Royal Bank of Scotland
RBS pre-released a set of forecast-thumping first-half numbers on 25 July, a week ahead of the group’s formal half-year report. The early release sparked an 11% spike in the shares amid what analysts at Investec called “wild euphoria”.
However, while many City experts have upgraded their full-year forecasts, there hasn’t been a major change to the balance of buy, hold, and sell recommendations. RBS remains the bank analysts love to hate: sell recommendations outweigh buys by five to one.
A couple of analysts have moved from sell to hold, but Investec has gone the other way to join the bear camp. Investec is not alone in believing market sentiment has “got ahead of financial reality”, but is more forthright in suggesting “investors should again feel able to short the stock with confidence”.
RBS trades on a forward P/E of 13.6 at a share price of 353p, which is much richer than its rivals; and there’s no dividend either.
Wm. Morrison Supermarkets
The recent announcement of the departure of Tesco chief executive Philip Clarke has been broadly welcomed by the City. Even though analysts acknowledge Tesco’s problems haven’t gone away, and that the risk of a dividend cut has now actually increased, City sentiment has improved — albeit remaining on the bearish side.

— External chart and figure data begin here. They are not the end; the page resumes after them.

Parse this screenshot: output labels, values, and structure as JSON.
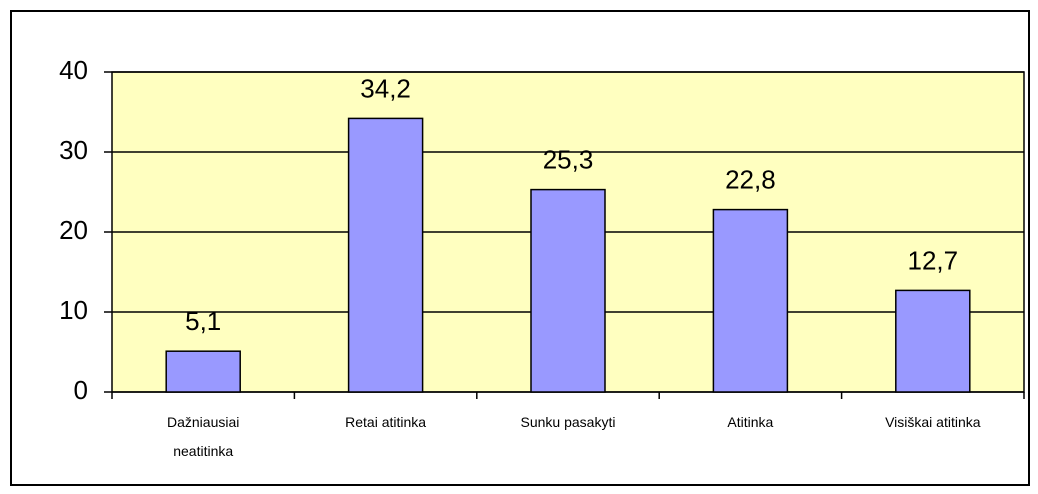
{
  "chart_data": {
    "type": "bar",
    "categories": [
      "Dažniausiai neatitinka",
      "Retai atitinka",
      "Sunku pasakyti",
      "Atitinka",
      "Visiškai atitinka"
    ],
    "values": [
      5.1,
      34.2,
      25.3,
      22.8,
      12.7
    ],
    "value_labels": [
      "5,1",
      "34,2",
      "25,3",
      "22,8",
      "12,7"
    ],
    "color": "#9999ff",
    "ylim": [
      0,
      40
    ],
    "yticks": [
      0,
      10,
      20,
      30,
      40
    ],
    "grid": true
  }
}
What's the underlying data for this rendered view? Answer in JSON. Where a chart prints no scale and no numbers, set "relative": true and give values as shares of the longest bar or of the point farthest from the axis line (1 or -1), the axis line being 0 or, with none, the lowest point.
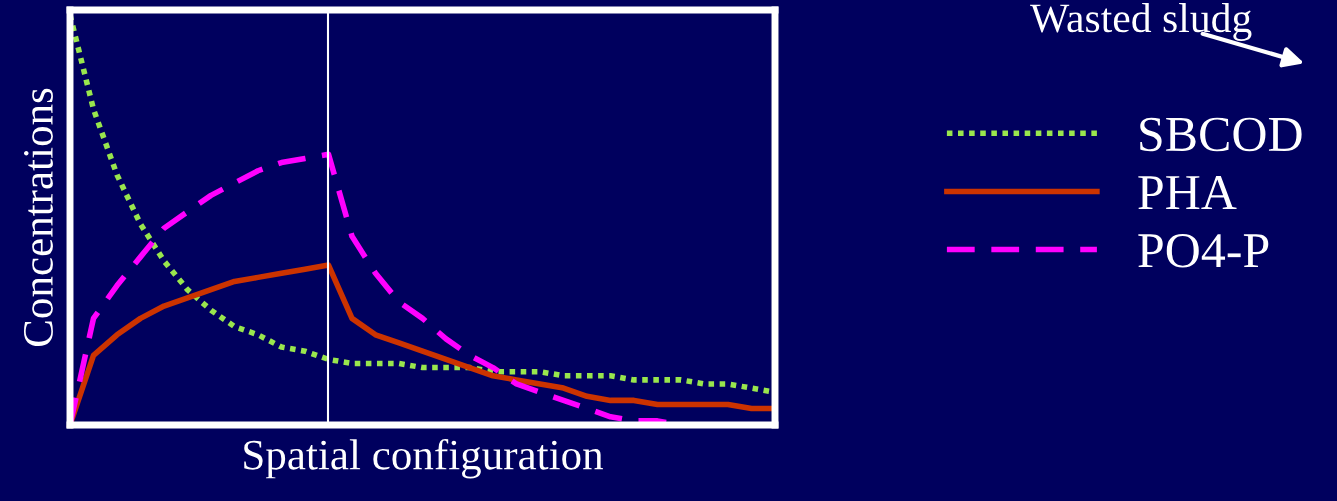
{
  "chart_data": {
    "type": "line",
    "relative": true,
    "xlabel": "Spatial configuration",
    "ylabel": "Concentrations",
    "categories": [
      null,
      null,
      null,
      null,
      null,
      null,
      null,
      null,
      null,
      null,
      null,
      null,
      null,
      null,
      null,
      null,
      null,
      null,
      null,
      null,
      null,
      null,
      null,
      null,
      null,
      null,
      null,
      null,
      null,
      null,
      null
    ],
    "series": [
      {
        "name": "SBCOD",
        "color": "#99e64d",
        "line_style": "dotted",
        "values": [
          1.0,
          0.77,
          0.61,
          0.49,
          0.4,
          0.33,
          0.28,
          0.24,
          0.22,
          0.19,
          0.18,
          0.16,
          0.15,
          0.15,
          0.15,
          0.14,
          0.14,
          0.14,
          0.13,
          0.13,
          0.13,
          0.12,
          0.12,
          0.12,
          0.11,
          0.11,
          0.11,
          0.1,
          0.1,
          0.09,
          0.08
        ]
      },
      {
        "name": "PHA",
        "color": "#cc3300",
        "line_style": "solid",
        "values": [
          0,
          0.17,
          0.22,
          0.26,
          0.29,
          0.31,
          0.33,
          0.35,
          0.36,
          0.37,
          0.38,
          0.39,
          0.26,
          0.22,
          0.2,
          0.18,
          0.16,
          0.14,
          0.12,
          0.11,
          0.1,
          0.09,
          0.07,
          0.06,
          0.06,
          0.05,
          0.05,
          0.05,
          0.05,
          0.04,
          0.04
        ]
      },
      {
        "name": "PO4-P",
        "color": "#ff00ff",
        "line_style": "dashed",
        "values": [
          0,
          0.26,
          0.34,
          0.41,
          0.48,
          0.52,
          0.56,
          0.59,
          0.62,
          0.64,
          0.65,
          0.66,
          0.46,
          0.37,
          0.3,
          0.26,
          0.21,
          0.17,
          0.14,
          0.1,
          0.08,
          0.06,
          0.04,
          0.02,
          0.01,
          0.01,
          0,
          0,
          null,
          null,
          null
        ]
      }
    ],
    "legend": "right",
    "marker": "none",
    "annotations": [
      "Wasted sludg"
    ]
  }
}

In contrast, the vast majority of analysts see only black clouds on the horizon for Morrisons, which is firmly established as the City experts’ most unloved supermarket. Getting on for two thirds of analysts now rate Morrisons a sell compared with nearer one third a year ago.
Morrisons is on a forward P/E of 14 at a share price of 168p, well above the ratings of Tesco and J Sainsbury, which stand at 10 and 10.4 respectively.
Unilever
Most analysts have consumer goods giant Unilever marked as a hold, but a growing minority have moved to sell over the last year. The number of bears has doubled from three to six, and the proportion now rating Unilever a sell has risen to almost one third.

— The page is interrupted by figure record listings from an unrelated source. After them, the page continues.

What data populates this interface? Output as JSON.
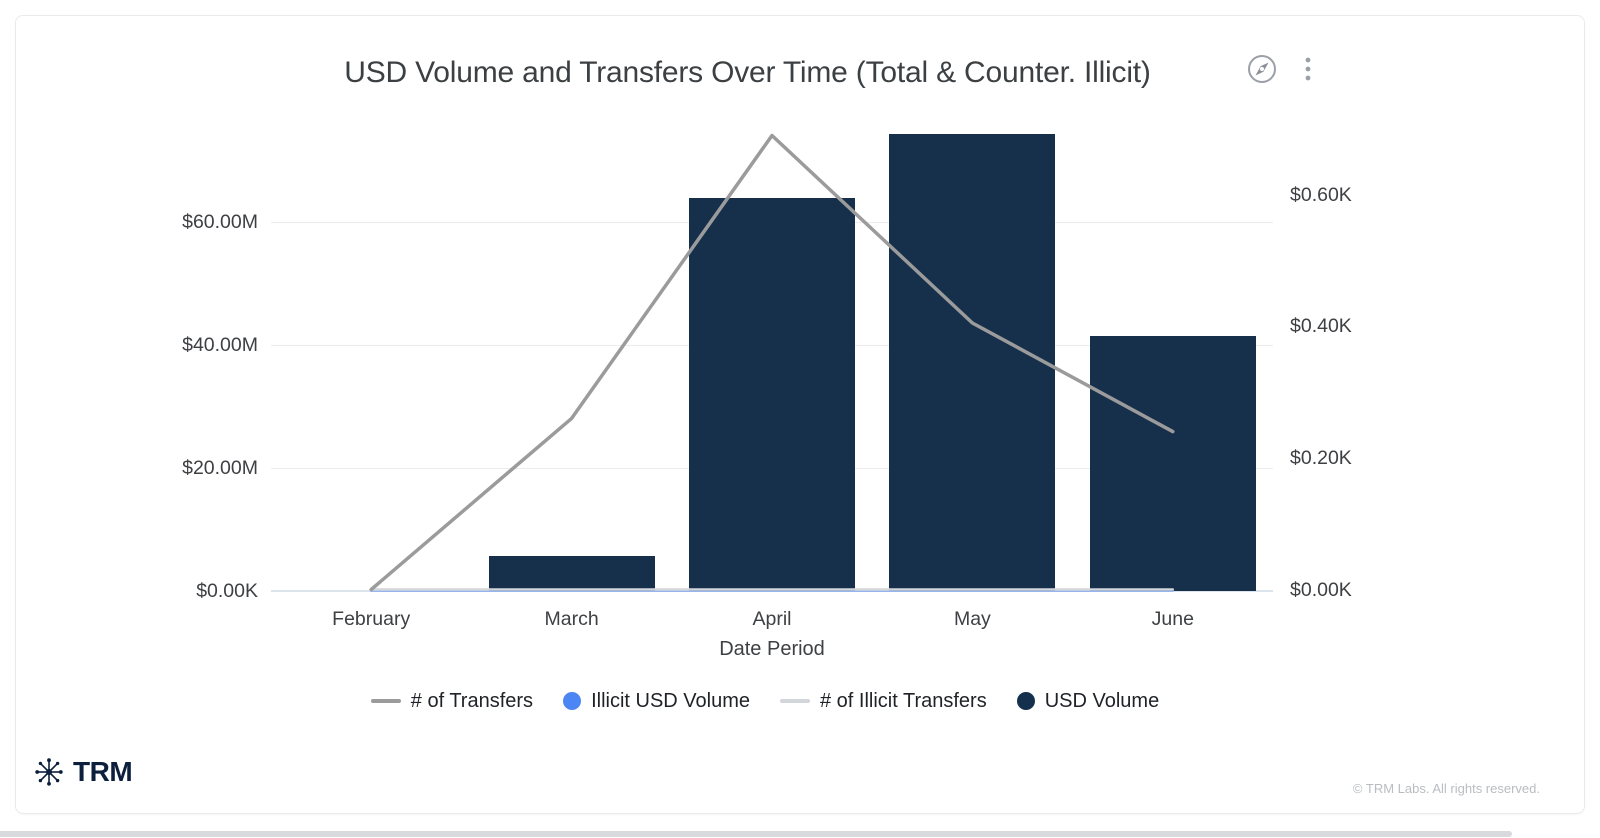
{
  "header": {
    "title": "USD Volume and Transfers Over Time (Total & Counter. Illicit)"
  },
  "chart_data": {
    "type": "combo",
    "title": "USD Volume and Transfers Over Time (Total & Counter. Illicit)",
    "xlabel": "Date Period",
    "categories": [
      "February",
      "March",
      "April",
      "May",
      "June"
    ],
    "series": [
      {
        "name": "USD Volume",
        "chart_type": "bar",
        "axis": "left",
        "color": "#16304C",
        "values": [
          0,
          5700000,
          63900000,
          74300000,
          41500000
        ]
      },
      {
        "name": "Illicit USD Volume",
        "chart_type": "line",
        "axis": "left",
        "color": "#4D87F5",
        "opacity": 0.5,
        "width": 2,
        "values": [
          0,
          0,
          0,
          0,
          0
        ]
      },
      {
        "name": "# of Illicit Transfers",
        "chart_type": "line",
        "axis": "right",
        "color": "#D3D6DA",
        "opacity": 1,
        "width": 2.5,
        "values": [
          0,
          0,
          0,
          0,
          0
        ]
      },
      {
        "name": "# of Transfers",
        "chart_type": "line",
        "axis": "right",
        "color": "#9B9B9B",
        "opacity": 1,
        "width": 3.5,
        "values": [
          0,
          260,
          690,
          405,
          240
        ]
      }
    ],
    "left_axis": {
      "tick_values": [
        0,
        20000000,
        40000000,
        60000000
      ],
      "tick_labels": [
        "$0.00K",
        "$20.00M",
        "$40.00M",
        "$60.00M"
      ],
      "max": 77000000,
      "grid": true
    },
    "right_axis": {
      "tick_values": [
        0,
        200,
        400,
        600
      ],
      "tick_labels": [
        "$0.00K",
        "$0.20K",
        "$0.40K",
        "$0.60K"
      ],
      "max": 720,
      "grid": false
    },
    "legend_position": "bottom"
  },
  "legend": {
    "items": [
      {
        "label": "# of Transfers",
        "marker": "line",
        "color": "#9B9B9B"
      },
      {
        "label": "Illicit USD Volume",
        "marker": "dot",
        "color": "#4C86F5"
      },
      {
        "label": "# of Illicit Transfers",
        "marker": "line",
        "color": "#D2D6DB"
      },
      {
        "label": "USD Volume",
        "marker": "dot",
        "color": "#14304E"
      }
    ]
  },
  "footer": {
    "brand": "TRM",
    "copyright": "© TRM Labs. All rights reserved."
  },
  "colors": {
    "bar_navy": "#16304C",
    "line_gray": "#9B9B9B",
    "illicit_blue": "#4D87F5",
    "illicit_gray": "#D3D6DA",
    "icon_gray": "#9aa0a6"
  }
}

This is a far bigger cadre of bears than we find at rival Reckitt Benckiser, or at companies in the wider consumer goods sector, such as British American Tobacco and Diageo.
There were a few positives — on margins and earnings — in Unilever’s recent half-year results, but some analysts preferred to focus on sales volume growth, which remained at 1.9% quarter-on-quarter versus an expected Q2 gain of 2.4%. Analysts at RBC Capital Markets said: “The absence of quarter-on-quarter acceleration is disappointing”.
With short-term pressure on analysts’ forecasts on the downgrade side, as a result of the ongoing intensely competitive environment Unilever finds itself in, it’s hard to argue against the view of even neutral analysts such as Canaccord that Unilever’s “valuation remains relatively stretched”: the forward P/E is close to 20 at a share price of 2,563p.